The soft-spoken Minsk native is among many ordinary Belarusians who -- unlike their Kremlin-aligned leader -- chose to put their lives on the line to defend Ukraine.
"Before war I thought I was at peace with the fact that death is death and everyone dies eventually. But it was all too much," he told AFP in Grojec, Poland, where he is now living in exile.
When AFP first spoke to Gunko in early March, the day he left to go to war, he said he had volunteered in order to "fight for Ukraine but also to fight for Belarus.
"Because our freedom also depends on the situation there."
Gunko, whose knuckles are tattooed with the words "Born Free", left his homeland in 2020 after Belarusian President Alexander Lukashenko launched a ferocious crackdown on opponents.
The veteran leader, who has been in power for decades, has since drawn international condemnation for actively supporting and enabling Russia's invasion of Ukraine.

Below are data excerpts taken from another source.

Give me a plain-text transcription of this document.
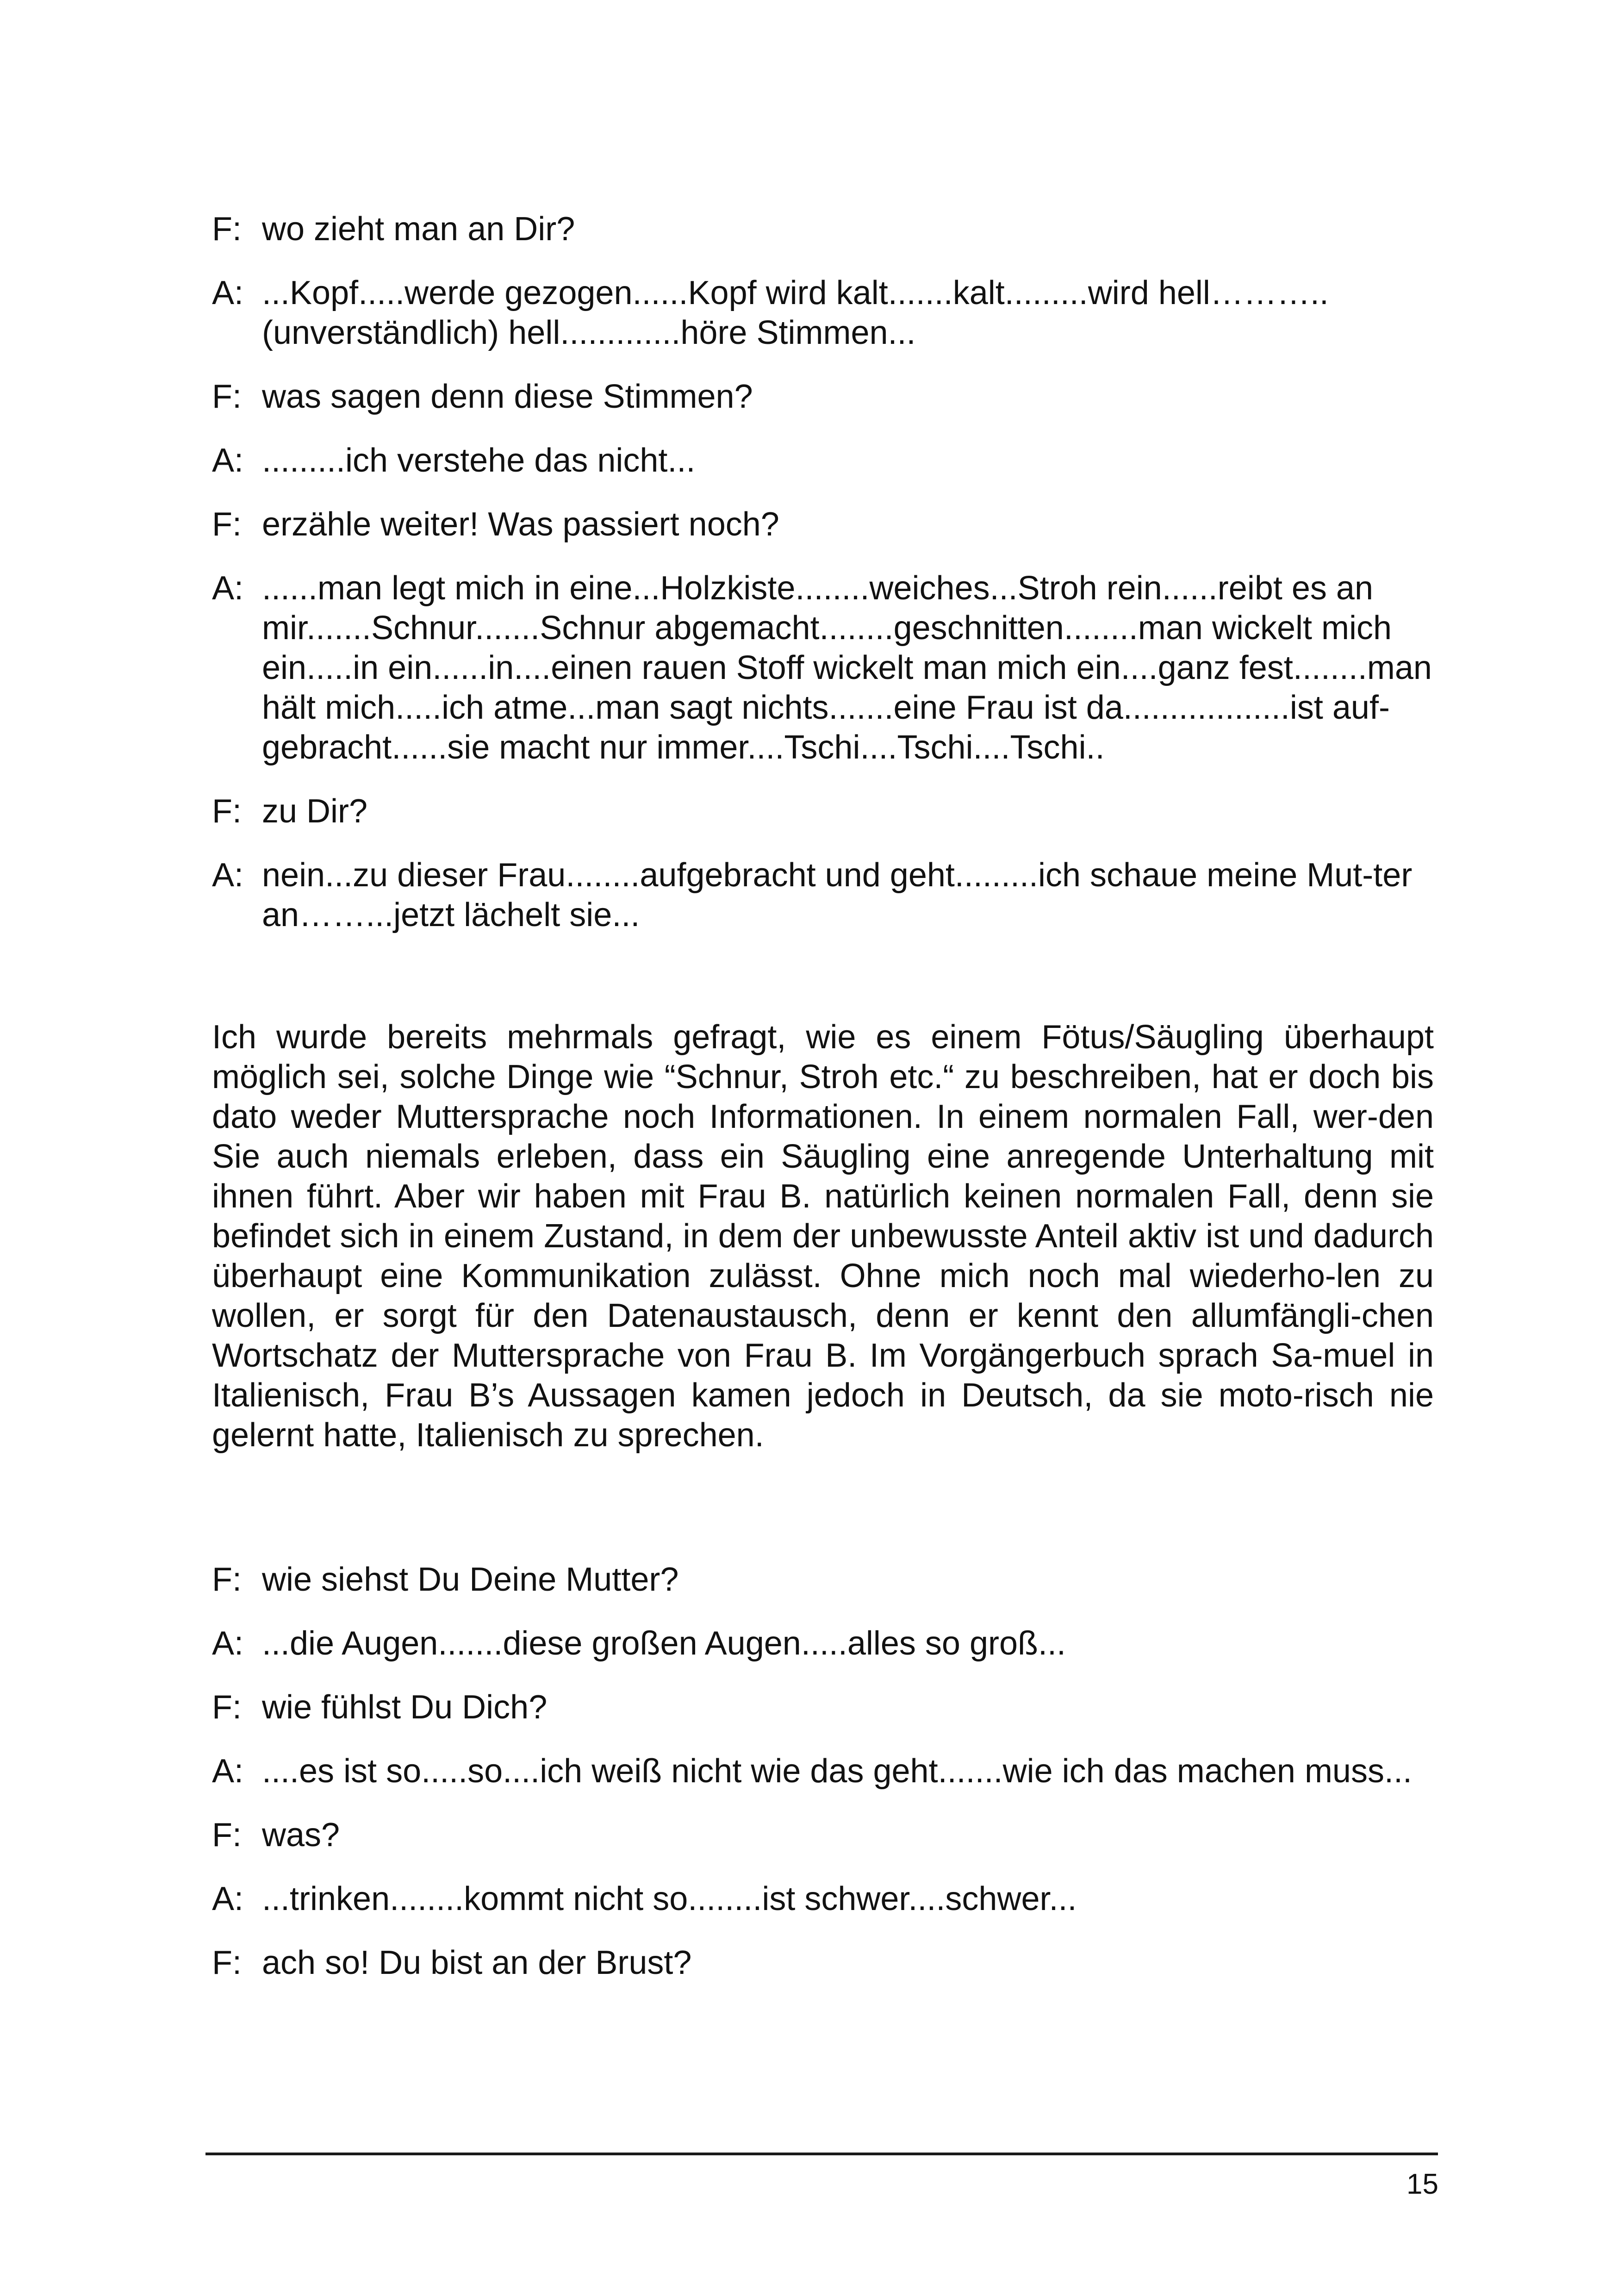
F: wo zieht man an Dir?
A: ...Kopf.....werde gezogen......Kopf wird kalt.......kalt.........wird hell………..(unverständlich) hell.............höre Stimmen...
F: was sagen denn diese Stimmen?
A: .........ich verstehe das nicht...
F: erzähle weiter! Was passiert noch?
A: ......man legt mich in eine...Holzkiste........weiches...Stroh rein......reibt es an mir.......Schnur.......Schnur abgemacht........geschnitten........man wickelt mich ein.....in ein......in....einen rauen Stoff wickelt man mich ein....ganz fest........man hält mich.....ich atme...man sagt nichts.......eine Frau ist da..................ist auf-gebracht......sie macht nur immer....Tschi....Tschi....Tschi..
F: zu Dir?
A: nein...zu dieser Frau........aufgebracht und geht.........ich schaue meine Mut-ter an……...jetzt lächelt sie...

Ich wurde bereits mehrmals gefragt, wie es einem Fötus/Säugling überhaupt möglich sei, solche Dinge wie “Schnur, Stroh etc.“ zu beschreiben, hat er doch bis dato weder Muttersprache noch Informationen. In einem normalen Fall, wer-den Sie auch niemals erleben, dass ein Säugling eine anregende Unterhaltung mit ihnen führt. Aber wir haben mit Frau B. natürlich keinen normalen Fall, denn sie befindet sich in einem Zustand, in dem der unbewusste Anteil aktiv ist und dadurch überhaupt eine Kommunikation zulässt. Ohne mich noch mal wiederho-len zu wollen, er sorgt für den Datenaustausch, denn er kennt den allumfängli-chen Wortschatz der Muttersprache von Frau B. Im Vorgängerbuch sprach Sa-muel in Italienisch, Frau B’s Aussagen kamen jedoch in Deutsch, da sie moto-risch nie gelernt hatte, Italienisch zu sprechen.

F: wie siehst Du Deine Mutter?
A: ...die Augen.......diese großen Augen.....alles so groß...
F: wie fühlst Du Dich?
A: ....es ist so.....so....ich weiß nicht wie das geht.......wie ich das machen muss...
F: was?
A: ...trinken........kommt nicht so........ist schwer....schwer...
F: ach so! Du bist an der Brust?
15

Even though he is opposed to the regime in Minsk, Gunko said he still feels responsible as a Belarusian citizen for what is happening.
- Guilt -
"I bear guilt for the fact that rockets are being fired on Kyiv from Belarus. I feel guilty about that," he said.
"I could have done more," he added of his four-month stint in Ukraine, which ended in July.
Gunko went to war through the Belarusian House Foundation in Warsaw, which helps Belarusian volunteers to go to Ukraine to fight.
"Belarusians cannot help Ukraine with weapons... but they cannot stand aside, so they are going to fight for (our) brotherly country's independence," the group said on Facebook.
After arriving in Ukraine, Gunko received two weeks of military training. He then fought alongside other international volunteers in Kyiv as well as in the trenches around Kherson.
He said he saw many dead civilians in Bucha, the Kyiv suburb where hundreds of bodies were discovered after the Russian army was driven out in March.
"We were driving in and I saw children at a bus stop... A child waves, smiles and I see that right alongside there's a person lying there with no head," Gunko said.
"That was hard," he added.
He recalled other traumatic moments, like being pinned down for hours under fire from the cannon of a Russian BMP-3 fighting vehicle, with shrapnel from one explosion still lodged in his limbs.
He also witnessed Russian troops pick off a volunteer British sniper outside Kherson, a comrade whose body he then helped carry.
Noticeably thinner and more subdued than when he left for war, Gunko recounted his experiences to AFP on a park bench in Grojec, the city just south of Warsaw where he has led a quiet life since returning in July.
"The military makes you a better person," said the teenager, who wore his combat fatigues for the interview. "I've changed, yeah. Everyone says so. I'm calm. I think a lot," he added.
"It's just like in war. I observe people, wait to see what happens. And I guess I expect it to be bad."